Embedded AI Processors: The Cambrian Explosion
Half a billion years ago something remarkable occurred: an astonishing, sudden increase in new species of organisms. Paleontologists call it the Cambrian Explosion, and lots of of the animals on the planet today trace their lineage back to the wedding.
A similar thing is going on in processors for embedded vision and artificial intelligence (AI) today, and nowhere will that be more evident than in the Embedded Vision Summit, which will be an in -person event held in Santa Clara, California, from May 16 -19. The Summit focuses on practical know -how for product creators incorporating AI and vision in their products. These products demand AI processors that balance conflicting needs for high performance, low power, and cost sensitivity. The staggering quantity of embedded AI chips that will be displayed at the Summit underscores the industry's response to this demand. While the sheer number of processors targeting computer vision and ML has me overwhelmed, there are some natural groupings which make the field easier to comprehend. Here are some themes we're seeing.
First, some processor suppliers are thinking about the proper way to serve applications that simultaneously apply machine learning (ML) to data from diverse sensor types – for example, audio and video. Synaptics' Katana low -power processor, for instance, fuses inputs from the variety of sensors, including vision, sound, and environmental. Xperi's talk on smart toys for future years touches on this, as well.
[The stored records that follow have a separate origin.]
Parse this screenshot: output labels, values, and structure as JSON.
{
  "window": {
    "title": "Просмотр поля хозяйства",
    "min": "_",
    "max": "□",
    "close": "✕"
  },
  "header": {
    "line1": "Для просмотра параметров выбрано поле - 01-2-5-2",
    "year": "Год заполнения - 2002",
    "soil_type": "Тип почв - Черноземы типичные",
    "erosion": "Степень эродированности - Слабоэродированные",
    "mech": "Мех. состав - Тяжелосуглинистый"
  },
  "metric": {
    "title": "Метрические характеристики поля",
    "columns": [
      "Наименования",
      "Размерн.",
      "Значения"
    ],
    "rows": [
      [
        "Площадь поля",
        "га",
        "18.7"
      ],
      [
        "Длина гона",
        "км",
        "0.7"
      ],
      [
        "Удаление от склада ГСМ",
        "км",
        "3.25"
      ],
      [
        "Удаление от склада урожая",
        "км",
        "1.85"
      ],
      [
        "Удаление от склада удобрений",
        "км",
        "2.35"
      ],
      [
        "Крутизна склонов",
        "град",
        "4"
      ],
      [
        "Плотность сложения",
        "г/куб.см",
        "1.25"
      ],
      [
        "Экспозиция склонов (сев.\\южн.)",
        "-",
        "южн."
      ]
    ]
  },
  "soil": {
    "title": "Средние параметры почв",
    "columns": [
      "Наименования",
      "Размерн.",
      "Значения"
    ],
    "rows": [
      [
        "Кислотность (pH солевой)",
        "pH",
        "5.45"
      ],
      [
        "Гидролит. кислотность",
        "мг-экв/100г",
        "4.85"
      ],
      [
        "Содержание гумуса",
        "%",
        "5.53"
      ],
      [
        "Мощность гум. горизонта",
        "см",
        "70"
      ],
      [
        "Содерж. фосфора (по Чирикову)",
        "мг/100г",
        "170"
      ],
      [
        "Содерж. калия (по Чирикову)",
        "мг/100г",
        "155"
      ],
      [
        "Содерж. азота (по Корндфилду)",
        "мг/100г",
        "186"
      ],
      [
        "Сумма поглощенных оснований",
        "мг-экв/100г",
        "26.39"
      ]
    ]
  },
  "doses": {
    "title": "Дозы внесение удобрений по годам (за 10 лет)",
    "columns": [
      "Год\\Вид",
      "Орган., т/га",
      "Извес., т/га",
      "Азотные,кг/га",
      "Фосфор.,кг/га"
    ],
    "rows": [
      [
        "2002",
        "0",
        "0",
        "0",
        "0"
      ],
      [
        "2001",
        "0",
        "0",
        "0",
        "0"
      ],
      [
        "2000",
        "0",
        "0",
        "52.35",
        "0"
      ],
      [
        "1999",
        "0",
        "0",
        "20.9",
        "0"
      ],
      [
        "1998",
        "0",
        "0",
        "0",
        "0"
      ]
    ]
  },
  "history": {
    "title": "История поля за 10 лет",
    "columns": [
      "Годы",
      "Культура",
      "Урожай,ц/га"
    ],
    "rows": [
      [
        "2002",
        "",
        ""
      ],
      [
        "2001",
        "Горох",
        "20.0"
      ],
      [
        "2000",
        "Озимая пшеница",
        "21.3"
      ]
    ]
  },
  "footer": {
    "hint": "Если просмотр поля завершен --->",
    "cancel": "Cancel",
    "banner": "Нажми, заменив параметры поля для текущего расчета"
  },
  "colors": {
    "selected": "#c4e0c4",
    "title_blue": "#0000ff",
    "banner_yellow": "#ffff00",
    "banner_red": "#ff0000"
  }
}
Second, a subset of processor suppliers are focused on driving power and cost down to the absolute minimum. This really is interesting since it enables new applications. For example, Cadence will be presenting on additions to their Tensilica processor portfolio which allow always -on AI applications. Arm is going to be presenting low -power vision and ML use cases according to their Cortex -M series of processors. And Qualcomm will be covering tools for creating low -power computer vision apps on their own Snapdragon family.
Third, although a lot of processor suppliers are focused mainly or exclusively on ML, a few are addressing other sorts of algorithms typically used in conjunction with deep neural networks, for example classical computer vision and image processing. A great example is quadric, whose new q16 processor is alleged to excel at an array of algorithms, including both ML and conventional computer vision.
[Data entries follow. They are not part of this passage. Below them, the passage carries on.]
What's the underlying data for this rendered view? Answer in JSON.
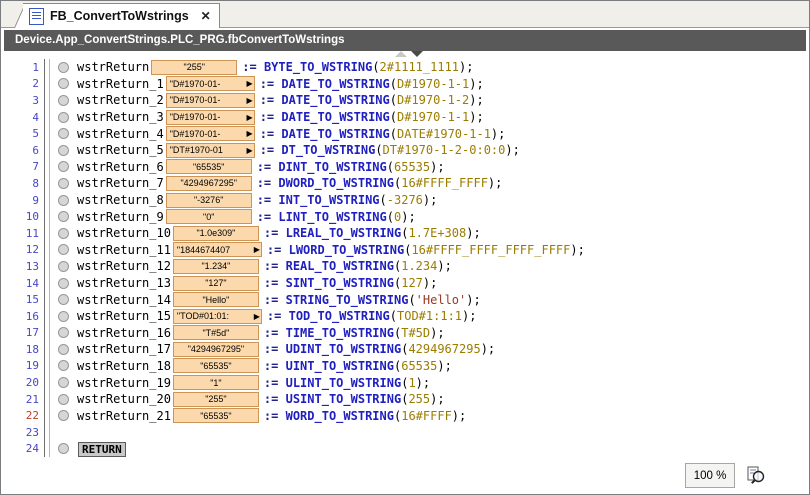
{
  "tab": {
    "title": "FB_ConvertToWstrings",
    "close_glyph": "✕"
  },
  "breadcrumb": "Device.App_ConvertStrings.PLC_PRG.fbConvertToWstrings",
  "statusbar": {
    "zoom_level": "100 %"
  },
  "icons": {
    "tab_document": "pou-document-icon",
    "tab_close": "close-icon",
    "monitor_expand": "▶",
    "splitter_up": "collapse-up-icon",
    "splitter_down": "collapse-down-icon",
    "zoom": "magnifier-icon"
  },
  "colors": {
    "titlebar_bg": "#595959",
    "monitor_box_bg": "#fbd9ac",
    "monitor_box_border": "#ce9455",
    "keyword_blue": "#2020c0",
    "number_olive": "#9c7c00",
    "string_maroon": "#993825",
    "line_number_blue": "#4646c8",
    "line_number_red": "#c23a2e"
  },
  "editor": {
    "lines": [
      {
        "n": "1",
        "name": "wstrReturn",
        "value": "\"255\"",
        "arrow": false,
        "seg": [
          [
            ":= ",
            "op"
          ],
          [
            "BYTE_TO_WSTRING",
            "fn"
          ],
          [
            "(",
            "pl"
          ],
          [
            "2#1111_1111",
            "num"
          ],
          [
            ");",
            "pl"
          ]
        ]
      },
      {
        "n": "2",
        "name": "wstrReturn_1",
        "value": "\"D#1970-01-",
        "arrow": true,
        "seg": [
          [
            ":= ",
            "op"
          ],
          [
            "DATE_TO_WSTRING",
            "fn"
          ],
          [
            "(",
            "pl"
          ],
          [
            "D#1970-1-1",
            "num"
          ],
          [
            ");",
            "pl"
          ]
        ]
      },
      {
        "n": "3",
        "name": "wstrReturn_2",
        "value": "\"D#1970-01-",
        "arrow": true,
        "seg": [
          [
            ":= ",
            "op"
          ],
          [
            "DATE_TO_WSTRING",
            "fn"
          ],
          [
            "(",
            "pl"
          ],
          [
            "D#1970-1-2",
            "num"
          ],
          [
            ");",
            "pl"
          ]
        ]
      },
      {
        "n": "4",
        "name": "wstrReturn_3",
        "value": "\"D#1970-01-",
        "arrow": true,
        "seg": [
          [
            ":= ",
            "op"
          ],
          [
            "DATE_TO_WSTRING",
            "fn"
          ],
          [
            "(",
            "pl"
          ],
          [
            "D#1970-1-1",
            "num"
          ],
          [
            ");",
            "pl"
          ]
        ]
      },
      {
        "n": "5",
        "name": "wstrReturn_4",
        "value": "\"D#1970-01-",
        "arrow": true,
        "seg": [
          [
            ":= ",
            "op"
          ],
          [
            "DATE_TO_WSTRING",
            "fn"
          ],
          [
            "(",
            "pl"
          ],
          [
            "DATE#1970-1-1",
            "num"
          ],
          [
            ");",
            "pl"
          ]
        ]
      },
      {
        "n": "6",
        "name": "wstrReturn_5",
        "value": "\"DT#1970-01",
        "arrow": true,
        "seg": [
          [
            ":= ",
            "op"
          ],
          [
            "DT_TO_WSTRING",
            "fn"
          ],
          [
            "(",
            "pl"
          ],
          [
            "DT#1970-1-2-0:0:0",
            "num"
          ],
          [
            ");",
            "pl"
          ]
        ]
      },
      {
        "n": "7",
        "name": "wstrReturn_6",
        "value": "\"65535\"",
        "arrow": false,
        "seg": [
          [
            ":= ",
            "op"
          ],
          [
            "DINT_TO_WSTRING",
            "fn"
          ],
          [
            "(",
            "pl"
          ],
          [
            "65535",
            "num"
          ],
          [
            ");",
            "pl"
          ]
        ]
      },
      {
        "n": "8",
        "name": "wstrReturn_7",
        "value": "\"4294967295\"",
        "arrow": false,
        "seg": [
          [
            ":= ",
            "op"
          ],
          [
            "DWORD_TO_WSTRING",
            "fn"
          ],
          [
            "(",
            "pl"
          ],
          [
            "16#FFFF_FFFF",
            "num"
          ],
          [
            ");",
            "pl"
          ]
        ]
      },
      {
        "n": "9",
        "name": "wstrReturn_8",
        "value": "\"-3276\"",
        "arrow": false,
        "seg": [
          [
            ":= ",
            "op"
          ],
          [
            "INT_TO_WSTRING",
            "fn"
          ],
          [
            "(",
            "pl"
          ],
          [
            "-3276",
            "num"
          ],
          [
            ");",
            "pl"
          ]
        ]
      },
      {
        "n": "10",
        "name": "wstrReturn_9",
        "value": "\"0\"",
        "arrow": false,
        "seg": [
          [
            ":= ",
            "op"
          ],
          [
            "LINT_TO_WSTRING",
            "fn"
          ],
          [
            "(",
            "pl"
          ],
          [
            "0",
            "num"
          ],
          [
            ");",
            "pl"
          ]
        ]
      },
      {
        "n": "11",
        "name": "wstrReturn_10",
        "value": "\"1.0e309\"",
        "arrow": false,
        "seg": [
          [
            ":= ",
            "op"
          ],
          [
            "LREAL_TO_WSTRING",
            "fn"
          ],
          [
            "(",
            "pl"
          ],
          [
            "1.7E+308",
            "num"
          ],
          [
            ");",
            "pl"
          ]
        ]
      },
      {
        "n": "12",
        "name": "wstrReturn_11",
        "value": "\"1844674407",
        "arrow": true,
        "seg": [
          [
            ":= ",
            "op"
          ],
          [
            "LWORD_TO_WSTRING",
            "fn"
          ],
          [
            "(",
            "pl"
          ],
          [
            "16#FFFF_FFFF_FFFF_FFFF",
            "num"
          ],
          [
            ");",
            "pl"
          ]
        ]
      },
      {
        "n": "13",
        "name": "wstrReturn_12",
        "value": "\"1.234\"",
        "arrow": false,
        "seg": [
          [
            ":= ",
            "op"
          ],
          [
            "REAL_TO_WSTRING",
            "fn"
          ],
          [
            "(",
            "pl"
          ],
          [
            "1.234",
            "num"
          ],
          [
            ");",
            "pl"
          ]
        ]
      },
      {
        "n": "14",
        "name": "wstrReturn_13",
        "value": "\"127\"",
        "arrow": false,
        "seg": [
          [
            ":= ",
            "op"
          ],
          [
            "SINT_TO_WSTRING",
            "fn"
          ],
          [
            "(",
            "pl"
          ],
          [
            "127",
            "num"
          ],
          [
            ");",
            "pl"
          ]
        ]
      },
      {
        "n": "15",
        "name": "wstrReturn_14",
        "value": "\"Hello\"",
        "arrow": false,
        "seg": [
          [
            ":= ",
            "op"
          ],
          [
            "STRING_TO_WSTRING",
            "fn"
          ],
          [
            "(",
            "pl"
          ],
          [
            "'Hello'",
            "str"
          ],
          [
            ");",
            "pl"
          ]
        ]
      },
      {
        "n": "16",
        "name": "wstrReturn_15",
        "value": "\"TOD#01:01:",
        "arrow": true,
        "seg": [
          [
            ":= ",
            "op"
          ],
          [
            "TOD_TO_WSTRING",
            "fn"
          ],
          [
            "(",
            "pl"
          ],
          [
            "TOD#1:1:1",
            "num"
          ],
          [
            ");",
            "pl"
          ]
        ]
      },
      {
        "n": "17",
        "name": "wstrReturn_16",
        "value": "\"T#5d\"",
        "arrow": false,
        "seg": [
          [
            ":= ",
            "op"
          ],
          [
            "TIME_TO_WSTRING",
            "fn"
          ],
          [
            "(",
            "pl"
          ],
          [
            "T#5D",
            "num"
          ],
          [
            ");",
            "pl"
          ]
        ]
      },
      {
        "n": "18",
        "name": "wstrReturn_17",
        "value": "\"4294967295\"",
        "arrow": false,
        "seg": [
          [
            ":= ",
            "op"
          ],
          [
            "UDINT_TO_WSTRING",
            "fn"
          ],
          [
            "(",
            "pl"
          ],
          [
            "4294967295",
            "num"
          ],
          [
            ");",
            "pl"
          ]
        ]
      },
      {
        "n": "19",
        "name": "wstrReturn_18",
        "value": "\"65535\"",
        "arrow": false,
        "seg": [
          [
            ":= ",
            "op"
          ],
          [
            "UINT_TO_WSTRING",
            "fn"
          ],
          [
            "(",
            "pl"
          ],
          [
            "65535",
            "num"
          ],
          [
            ");",
            "pl"
          ]
        ]
      },
      {
        "n": "20",
        "name": "wstrReturn_19",
        "value": "\"1\"",
        "arrow": false,
        "seg": [
          [
            ":= ",
            "op"
          ],
          [
            "ULINT_TO_WSTRING",
            "fn"
          ],
          [
            "(",
            "pl"
          ],
          [
            "1",
            "num"
          ],
          [
            ");",
            "pl"
          ]
        ]
      },
      {
        "n": "21",
        "name": "wstrReturn_20",
        "value": "\"255\"",
        "arrow": false,
        "seg": [
          [
            ":= ",
            "op"
          ],
          [
            "USINT_TO_WSTRING",
            "fn"
          ],
          [
            "(",
            "pl"
          ],
          [
            "255",
            "num"
          ],
          [
            ");",
            "pl"
          ]
        ]
      },
      {
        "n": "22",
        "red": true,
        "name": "wstrReturn_21",
        "value": "\"65535\"",
        "arrow": false,
        "seg": [
          [
            ":= ",
            "op"
          ],
          [
            "WORD_TO_WSTRING",
            "fn"
          ],
          [
            "(",
            "pl"
          ],
          [
            "16#FFFF",
            "num"
          ],
          [
            ");",
            "pl"
          ]
        ]
      },
      {
        "n": "23"
      },
      {
        "n": "24",
        "return": "RETURN"
      }
    ]
  }
}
Finally, a completely new species seems to be visiting the fore: neuromorphic processors. Neuromorphic computing describes approaches that mimic how a brain processes information. For instance, biological vision systems process events in neuro-scientific view, as opposed to classical computer vision approaches that typically capture and process all the pixels in a scene in a fixed frame rate that has no relation to the origin from the visual information. The Summit's keynote talk, \”Event -based Neuromorphic Perception and Computation: The way forward for Sensing and AI\” by Prof. Ryad Benosman, can give an overview of the benefits to become gained by neuromorphic approaches. Opteran will be presenting on their neuromorphic processing method of enable vastly improved vision and autonomy, the style of that was inspired by insect brains.
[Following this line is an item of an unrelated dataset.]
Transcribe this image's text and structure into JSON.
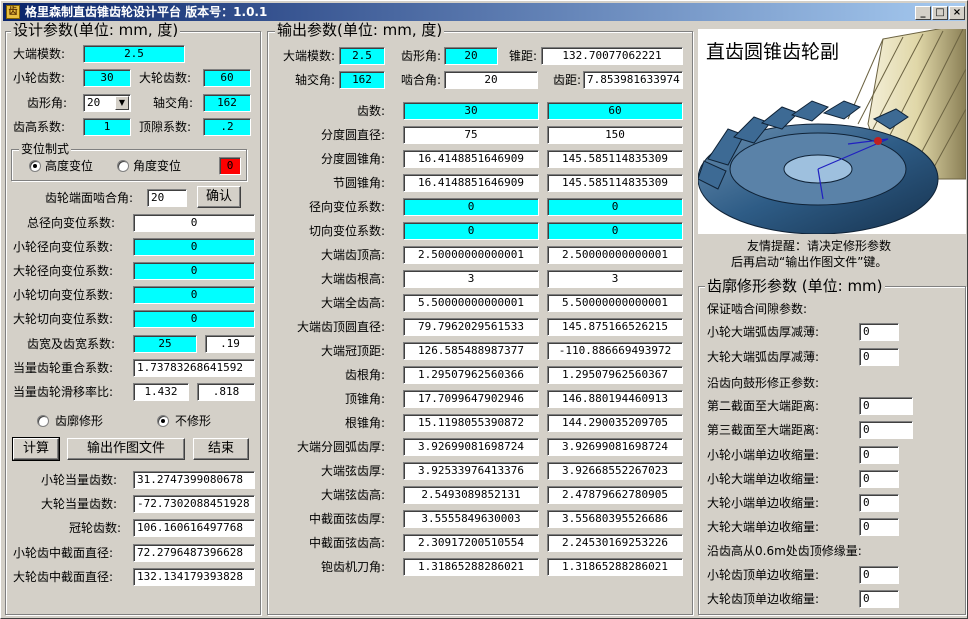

Whatever the application is, and whatever your requirements are, somewhere available is definitely an embedded AI or vision processor that's the best fit for you. In the Summit, you can learn about most of them, and speak with the innovative companies developing them. Come check them out, and be sure to check in Ten years – whenever we will see what percentage of 2032's AI processors trace their lineage for this modern -day Cambrian Explosion!